I wonder how expert AI researchers deal with that, do they perform multiple experiments, even if this takes extremely long? Do they draw conclusions from single runs?
Unfortunately, the question you ask in the main body of your question here ("how do expert AI researchers do things") often turns out to actually be different from the question in your title ("how should I do things").
The very short answer would be that, ideally, you run as many repetitions as you can, but in practice it is indeed very often not feasible to do more than one or a handful.
For the long answer, I think it actually may be quite different also depending on what kind of machine learning you are doing. Personally, I am much more familiar with Reinforcement Learning and similar kinds of problems, i.e. problems where we're generating the "training" data ourselves by making agents act in environments, and similarly also evaluating by again making trained agents act in environments and measuring their performance. I'm not as familiar with the state-of-the-art research in "standard" machine learning tasks like classification/regression, but probably the problem is much worse in RL-style problems because:
- We actually have to generate our own data, which takes a huge amount of time (sometimes much more time than the actual training itself takes)

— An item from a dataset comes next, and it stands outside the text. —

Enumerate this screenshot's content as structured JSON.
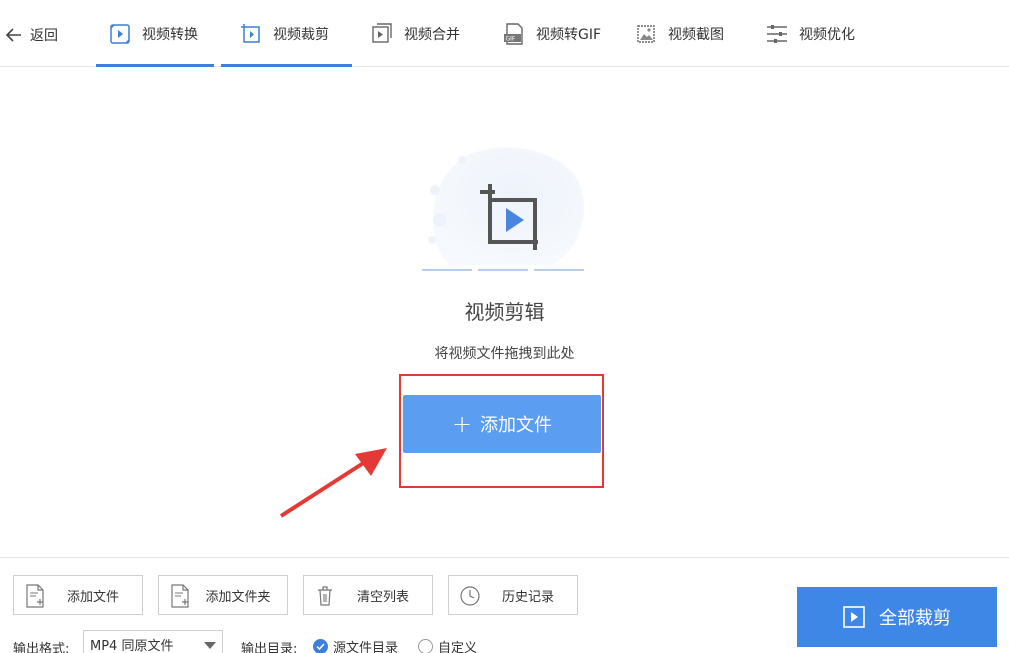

- There is often a lot of randomness in how we generate our training data, so we often have very different training datasets in different runs, which can of course also lead to wildly different levels of performance across different runs
- We pretty much always compute gradients from subsets (batches) of data in RL, which is again a source of randomness. In contrast, in supervised ML you could consider estimating gradients from the entire dataset at once per epoch, and then at least that part of your training process becomes deterministic (and hence replicable).
For the case of RL, recently a paper titled "Deep Reinforcement Learning at the Edge of the Statistical Precipice" appeared on arXiv, which gets into various tools and approaches you can use to more reasonably draw principled conclusions even from a small handful of repetitions of your training process (in better ways than the common practice of just reporting a mean, or even worse, just reporting the best result).
For supervised ML, some similar techniques may be applicable, but the need for this may also be less great (especially if you have little randomness in your training process).
Part of what I do is trying different parameters and settings hoping that they will achieve different results. But I often notice that the result differences are too small to conclude whether set of parameters A is better than B. Sometimes it happens that on a first run, set A seems to work better than B, but on a second run the opposite is suggested.
For this specific situation, I would be interested to know by how much A is sometimes better than B, and B is sometimes better than A. If we're talking about like 0.1% differences in accuracy either way at a baseline accuracy of 99.5%, that probably just means they're both equally good. If you were "hoping" for one of them to outperform the other, well then that's probably disappointing... but for the overall training process in general, you could actually draw a more positive conclusion that, apparently, it is robust; it performs similarly across different runs even with different parameters!
On the other hand, if you observe differences in performance of significant magnitudes (like, 80% vs 90% accuracy), but sometimes A better by that much and sometimes B better by that much... then this strongly suggests that you indeed are dealing with high variance and you're going to have to do many repetitions to get statistically meaningful results.